We. Are. Bombing. Ukraine. That morning I woke up and realized it was true. It was unbelievable.
I knew the names of the places my country was bombing now from my childhood. Every Russian did. We had a war there. It was the Great Patriotic War when the Russians and the Ukrainians aside were fighting against the Nazis. The real Nazis, not the Nazis that were invented by somebody’s unhealthy mind.
I knew that the Nazis came to our motherland, and they wanted to kill us, because they thought both the Russians and the Ukrainians, as well as the people of Belarus and other former Soviet countries were not up to the high Nazi racial standards. And I knew that we defeated the Nazis by the enormous sacrifice of 30 millions of lives.
I knew that my great grandfather, who was a Jew from Dnipro in Ukraine, died from an injury he got in that war 30 years after suffering it. I remembered my best childhood friend — a short, green-eyed blonde girl from Kharkiv. She used to teach me Ukrainian, but because the language sounded so funny to my Russian ears, we both ended up laughing every time she tried. It sounded like murmuring Russian.
Fighting the people in Kharkiv? In Dnipro? In Kyiv, where my grandmother’s brother built his life as a college history teacher? It felt a little crazier every time I pronounced those words to myself.
I was sure all my friends would be as horrified as I was. I opened all my social-media accounts, and the first entry I saw was from my old friend. He worked in the administration in my native town. And he was explaining how we would benefit from this war.
“All of you are crazy,” I typed without thinking under his entry. “We are not winning this war.” To my friend’s honor, he then tried to defend me from an outraged crowd.
“Come on guys, the girl worked in our embassy; she deserves to be allowed to have her own opinion,” he answered to dozens of hate replies that I got for my remarks.
Several days later we learned that it was now a crime to call the war the war and to “disparage” Russian armed forces.
My friends started to delete their anti-war posts. I did not blame them. They had families; some of them even had employees who depended on them.
We all woke up to a completely different reality. I knew the Ukrainians were dying there right now, and I was in pain for them. But as much as I was concerned about the Ukrainians, I was concerned about Russia.
They bombed Ukraine; Ukraine lied in ruins out there, and yet it felt like each strike fell on Russia. I felt as if they were bombing my country. Everything I knew and everything I loved stopped to exist after the first bomb landed on Ukrainian soil.

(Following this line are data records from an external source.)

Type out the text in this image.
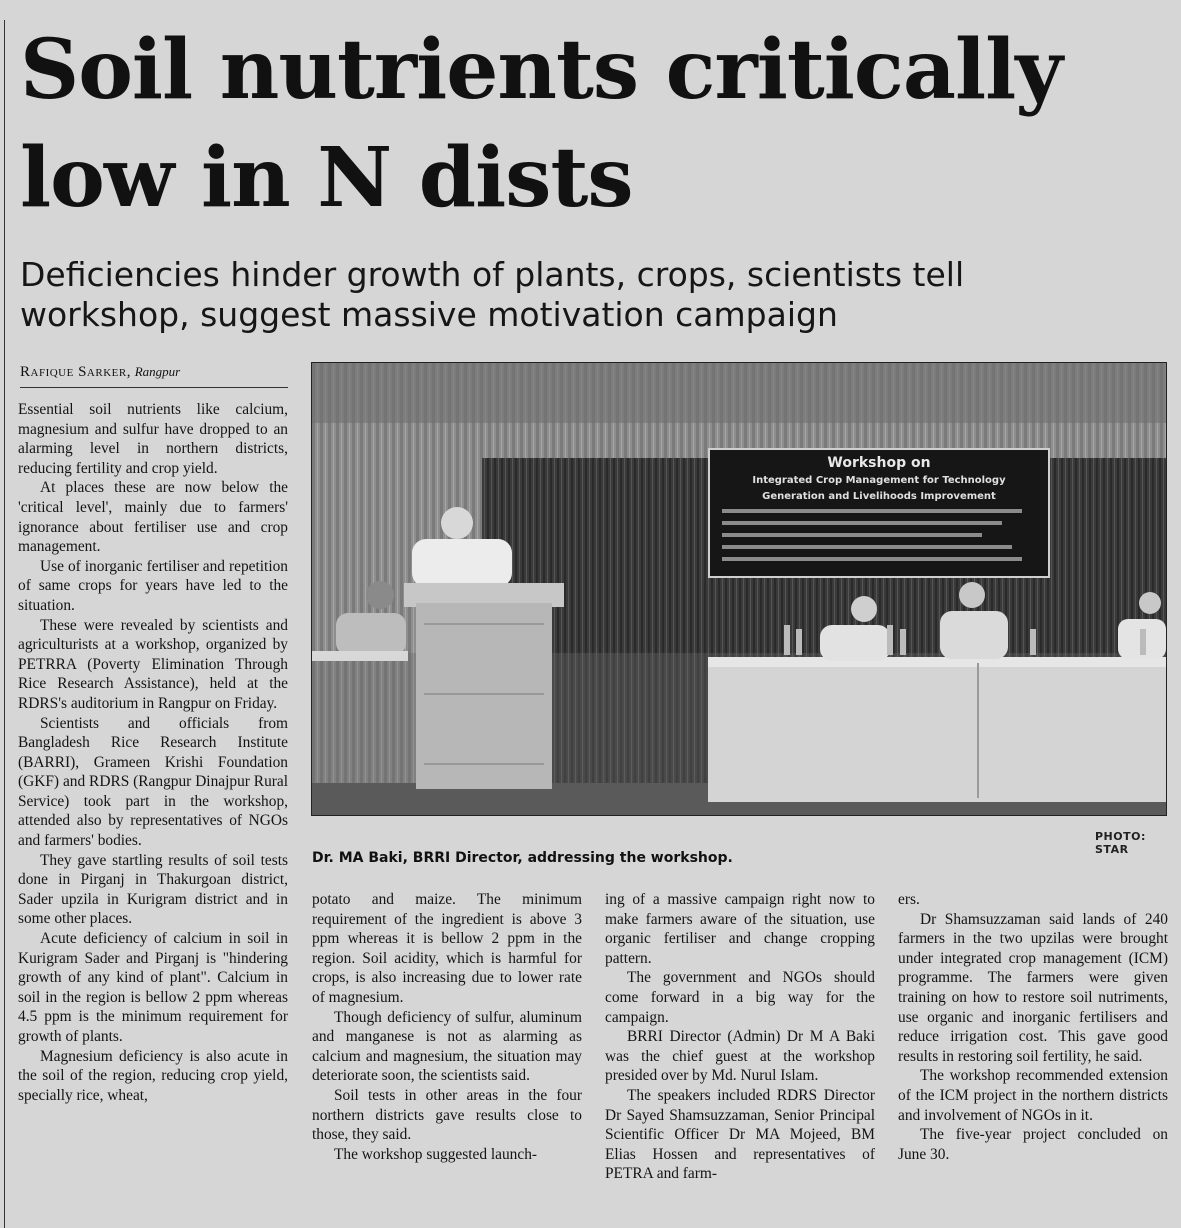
Soil nutrients critically
low in N dists
Deficiencies hinder growth of plants, crops, scientists tell
workshop, suggest massive motivation campaign
Rafique Sarker, Rangpur

Essential soil nutrients like calcium, magnesium and sulfur have dropped to an alarming level in northern districts, reducing fertility and crop yield.

At places these are now below the 'critical level', mainly due to farmers' ignorance about fertiliser use and crop management.

Use of inorganic fertiliser and repetition of same crops for years have led to the situation.

These were revealed by scientists and agriculturists at a workshop, organized by PETRRA (Poverty Elimination Through Rice Research Assistance), held at the RDRS's auditorium in Rangpur on Friday.

Scientists and officials from Bangladesh Rice Research Institute (BARRI), Grameen Krishi Foundation (GKF) and RDRS (Rangpur Dinajpur Rural Service) took part in the workshop, attended also by representatives of NGOs and farmers' bodies.

They gave startling results of soil tests done in Pirganj in Thakurgoan district, Sader upzila in Kurigram district and in some other places.

Acute deficiency of calcium in soil in Kurigram Sader and Pirganj is "hindering growth of any kind of plant". Calcium in soil in the region is bellow 2 ppm whereas 4.5 ppm is the minimum requirement for growth of plants.

Magnesium deficiency is also acute in the soil of the region, reducing crop yield, specially rice, wheat,

Workshop on
Integrated Crop Management for Technology
Generation and Livelihoods Improvement
PHOTO: STAR
Dr. MA Baki, BRRI Director, addressing the workshop.

potato and maize. The minimum requirement of the ingredient is above 3 ppm whereas it is bellow 2 ppm in the region. Soil acidity, which is harmful for crops, is also increasing due to lower rate of magnesium.

Though deficiency of sulfur, aluminum and manganese is not as alarming as calcium and magnesium, the situation may deteriorate soon, the scientists said.

Soil tests in other areas in the four northern districts gave results close to those, they said.

The workshop suggested launch-

ing of a massive campaign right now to make farmers aware of the situation, use organic fertiliser and change cropping pattern.

The government and NGOs should come forward in a big way for the campaign.

BRRI Director (Admin) Dr M A Baki was the chief guest at the workshop presided over by Md. Nurul Islam.

The speakers included RDRS Director Dr Sayed Shamsuzzaman, Senior Principal Scientific Officer Dr MA Mojeed, BM Elias Hossen and representatives of PETRA and farm-

ers.

Dr Shamsuzzaman said lands of 240 farmers in the two upzilas were brought under integrated crop management (ICM) programme. The farmers were given training on how to restore soil nutriments, use organic and inorganic fertilisers and reduce irrigation cost. This gave good results in restoring soil fertility, he said.

The workshop recommended extension of the ICM project in the northern districts and involvement of NGOs in it.

The five-year project concluded on June 30.
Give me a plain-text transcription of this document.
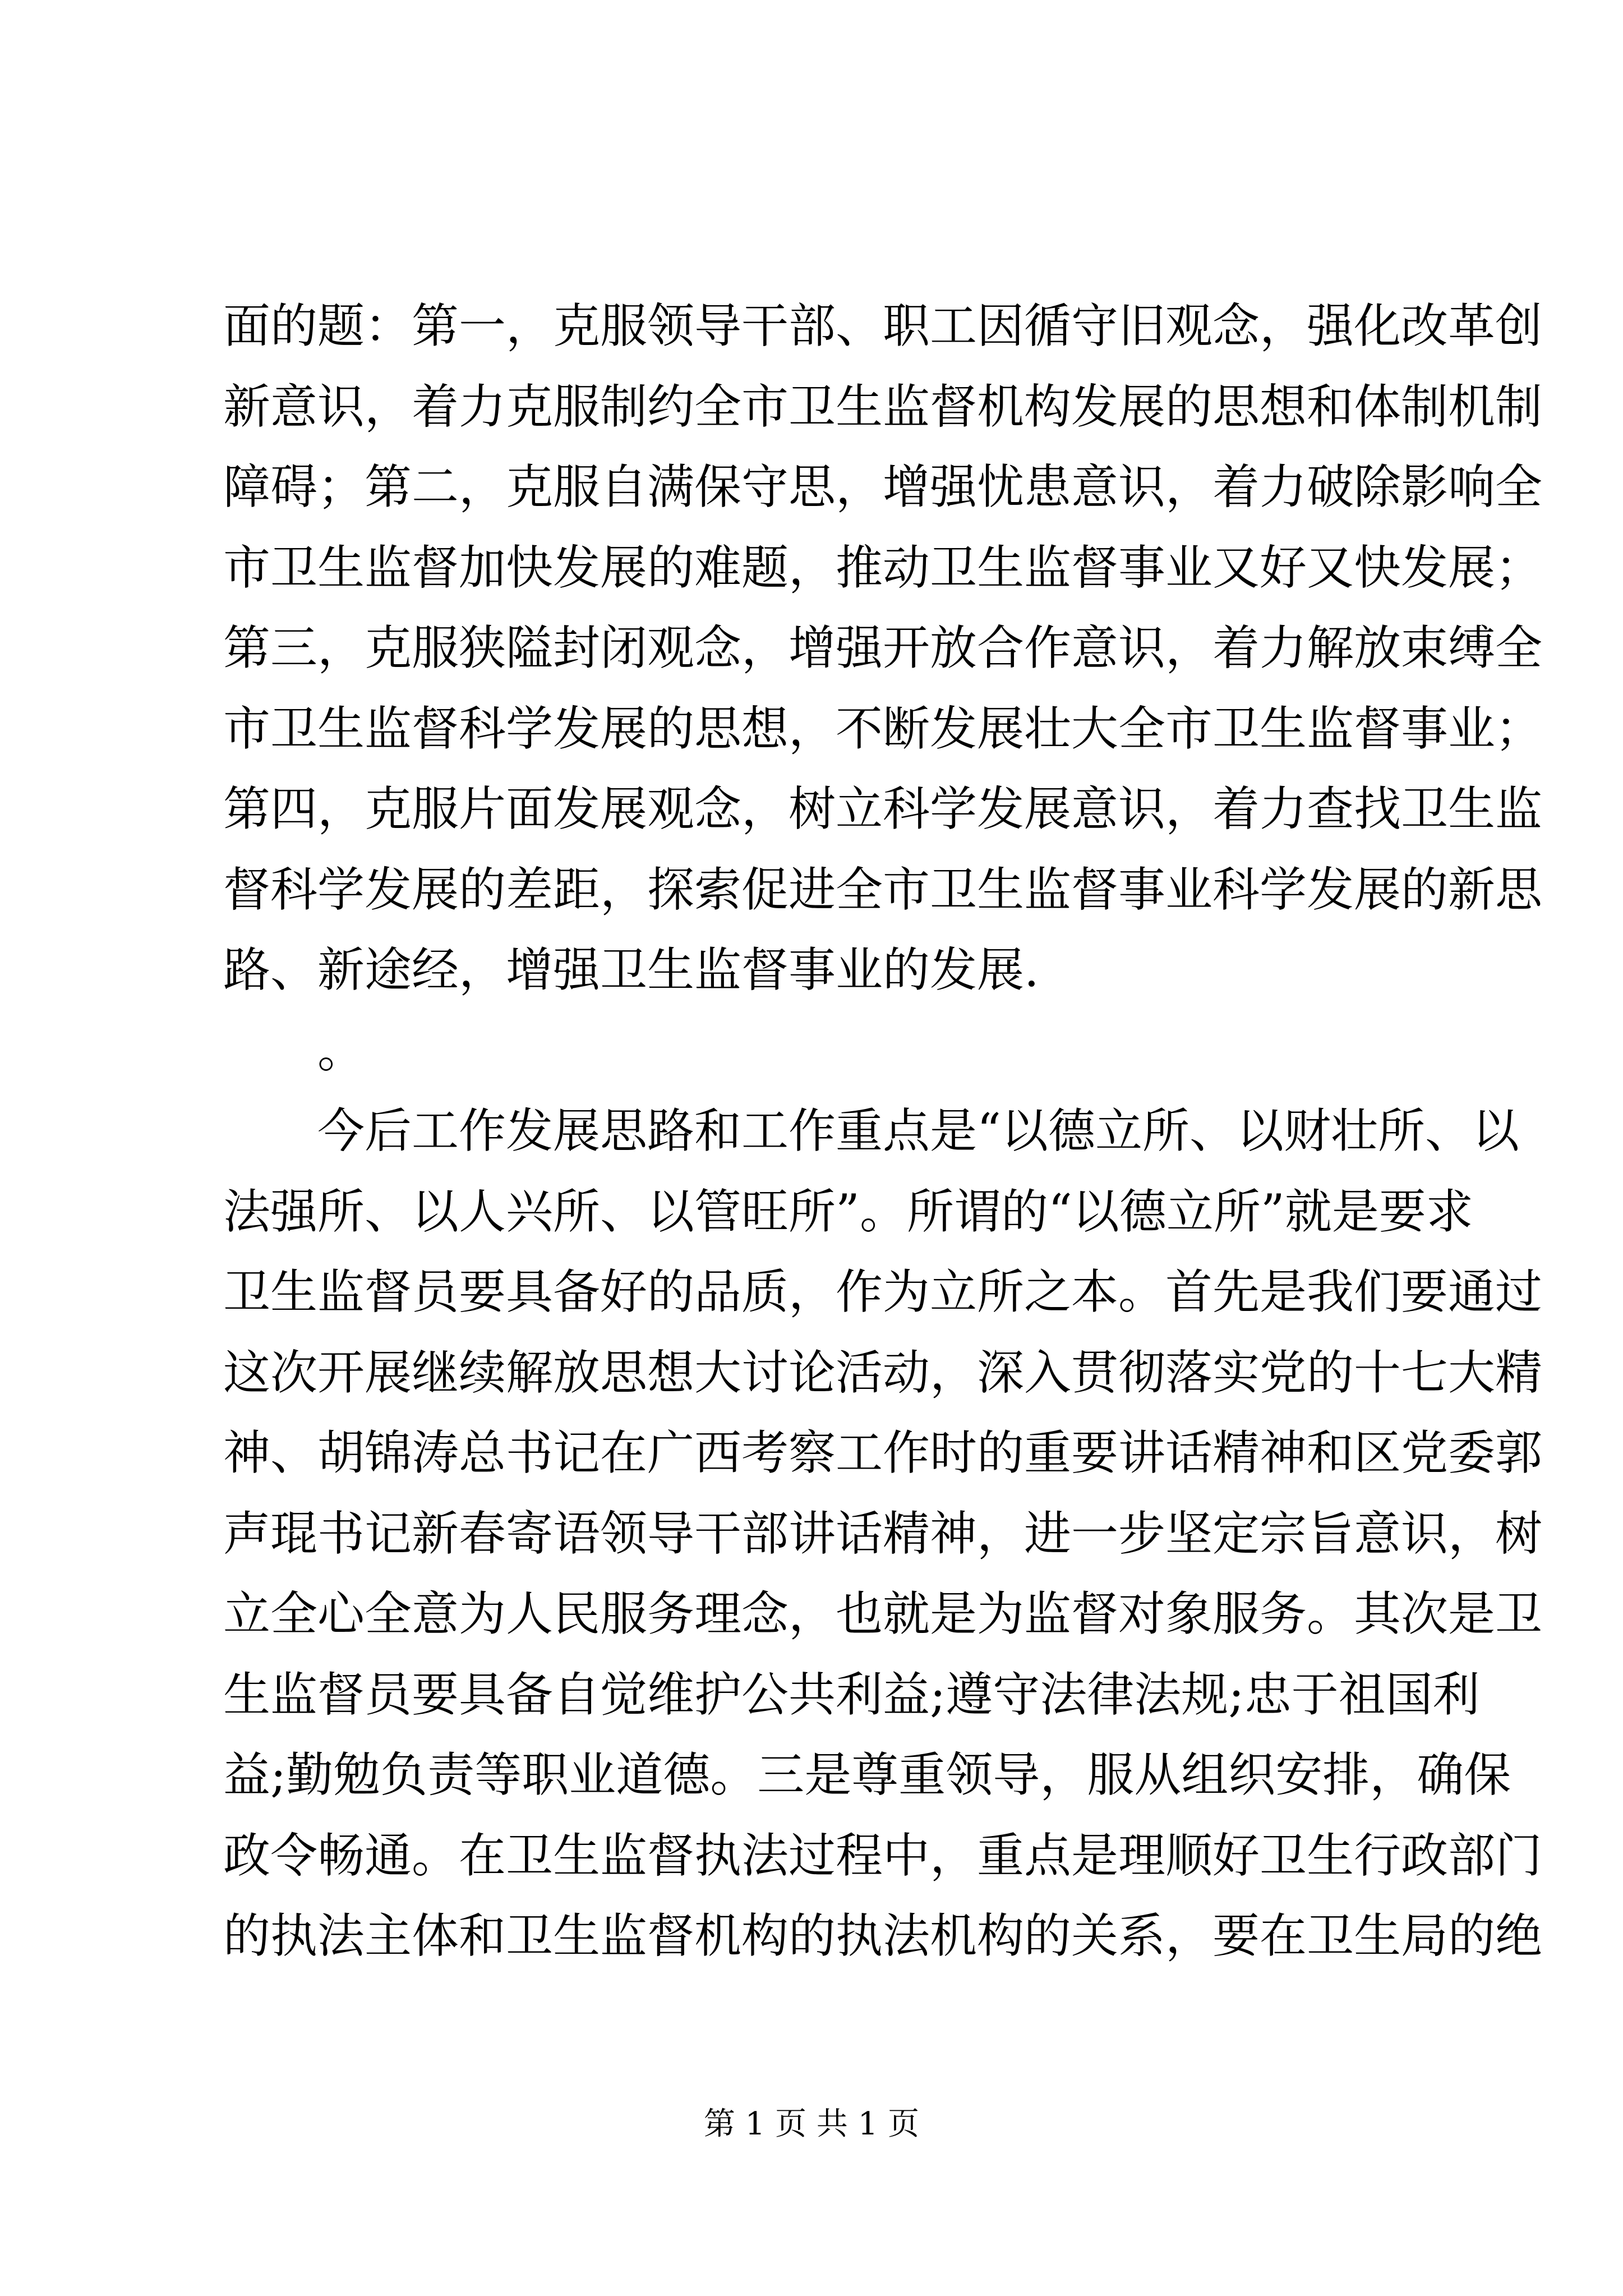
面的题：第一，克服领导干部、职工因循守旧观念，强化改革创
新意识，着力克服制约全市卫生监督机构发展的思想和体制机制
障碍；第二，克服自满保守思，增强忧患意识，着力破除影响全
市卫生监督加快发展的难题，推动卫生监督事业又好又快发展；
第三，克服狭隘封闭观念，增强开放合作意识，着力解放束缚全
市卫生监督科学发展的思想，不断发展壮大全市卫生监督事业；
第四，克服片面发展观念，树立科学发展意识，着力查找卫生监
督科学发展的差距，探索促进全市卫生监督事业科学发展的新思
路、新途经，增强卫生监督事业的发展.
。
今后工作发展思路和工作重点是“以德立所、以财壮所、以
法强所、以人兴所、以管旺所”。所谓的“以德立所”就是要求
卫生监督员要具备好的品质，作为立所之本。首先是我们要通过
这次开展继续解放思想大讨论活动，深入贯彻落实党的十七大精
神、胡锦涛总书记在广西考察工作时的重要讲话精神和区党委郭
声琨书记新春寄语领导干部讲话精神，进一步坚定宗旨意识，树
立全心全意为人民服务理念，也就是为监督对象服务。其次是卫
生监督员要具备自觉维护公共利益;遵守法律法规;忠于祖国利
益;勤勉负责等职业道德。三是尊重领导，服从组织安排，确保
政令畅通。在卫生监督执法过程中，重点是理顺好卫生行政部门
的执法主体和卫生监督机构的执法机构的关系，要在卫生局的绝
第 1 页 共 1 页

I am a person of Russian culture; I acquired that culture as I was growing up. I know its undertones, its implications. I know that if you go to somebody’s house, you bring a cake or the candies, and if later the hosts give you food to bring home, you should refuse it for at least seven minutes before you agree to take it. However, nothing in my culture said to me that it was the right thing to kill people, to bomb cities, to lie, to loot, and to rape. I remember no such Russian literature book that allowed that.

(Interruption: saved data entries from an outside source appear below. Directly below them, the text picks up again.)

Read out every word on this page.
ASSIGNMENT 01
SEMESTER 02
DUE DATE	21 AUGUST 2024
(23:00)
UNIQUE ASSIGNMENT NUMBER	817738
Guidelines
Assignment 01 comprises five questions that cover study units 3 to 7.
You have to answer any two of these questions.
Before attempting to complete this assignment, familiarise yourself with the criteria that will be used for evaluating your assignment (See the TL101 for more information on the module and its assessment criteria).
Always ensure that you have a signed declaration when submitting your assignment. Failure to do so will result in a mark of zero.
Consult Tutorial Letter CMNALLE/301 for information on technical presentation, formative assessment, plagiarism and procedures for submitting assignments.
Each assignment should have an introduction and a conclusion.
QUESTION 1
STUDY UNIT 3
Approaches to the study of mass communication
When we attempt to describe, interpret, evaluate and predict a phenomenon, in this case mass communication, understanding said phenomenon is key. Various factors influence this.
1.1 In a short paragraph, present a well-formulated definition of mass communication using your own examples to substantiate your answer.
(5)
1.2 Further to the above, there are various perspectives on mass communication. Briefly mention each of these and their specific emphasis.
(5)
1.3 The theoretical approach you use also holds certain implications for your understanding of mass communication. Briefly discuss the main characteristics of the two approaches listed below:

Who could have denigrated my country and my culture better than my own government did? I was furious. How could they do it to Russia? It was as much my country as it was theirs. I had my say in it. And yet I was now not allowed to speak if I was not ready to spend the next 15 years in jail or at the very least indefinitely unemployed.
I spoke out anyway, although cautiously. The moment I saw the photos of the dead bodies in Bucha, I knew the price was too high. Am I expected to say that it is the right thing to do to kill civilians? Am I expected to say that it is even geopolitically correct? Seeing the world isolating Russia? Perfectly aware from day one that it will be the direct consequence of any aggression? What do my degrees in international relations and journalism cost then? And what’s next? Will I look away when I see the smoke coming out of the pipes of a crematorium then if I am silent now? I tried to avoid certain criminalized words, and yet I tried to make it clear I had a side I was on.
And the curious thing, although I was already called a national traitor several times on social media, although people said I was brainwashed — if not instructed by some powerful agencies here, in the U.S. — I was on the Russian side.
Not on the side of the government, the ministries, the remaining media that distorted the truth for the sake of patriotism as they called it. I was on the side of the country I knew, and I loved.
And I knew that the best thing I could do for Russia now was to say out loud: We. Are. Wrong. It is wrong to wage aggressive wars. It is wrong to kill innocent people, and to make millions leave their homes. And we will pay a high price for it.
But nevertheless, we will fight for, and we will build our beautiful new Russia of tomorrow maybe smaller than now, but the one that will coexist peacefully with other nations and will contribute for the world to prosper.
Although now it seems an impossibility. Yet tomorrow comes even after the darkest nights. And every night has its dream that eventually comes true.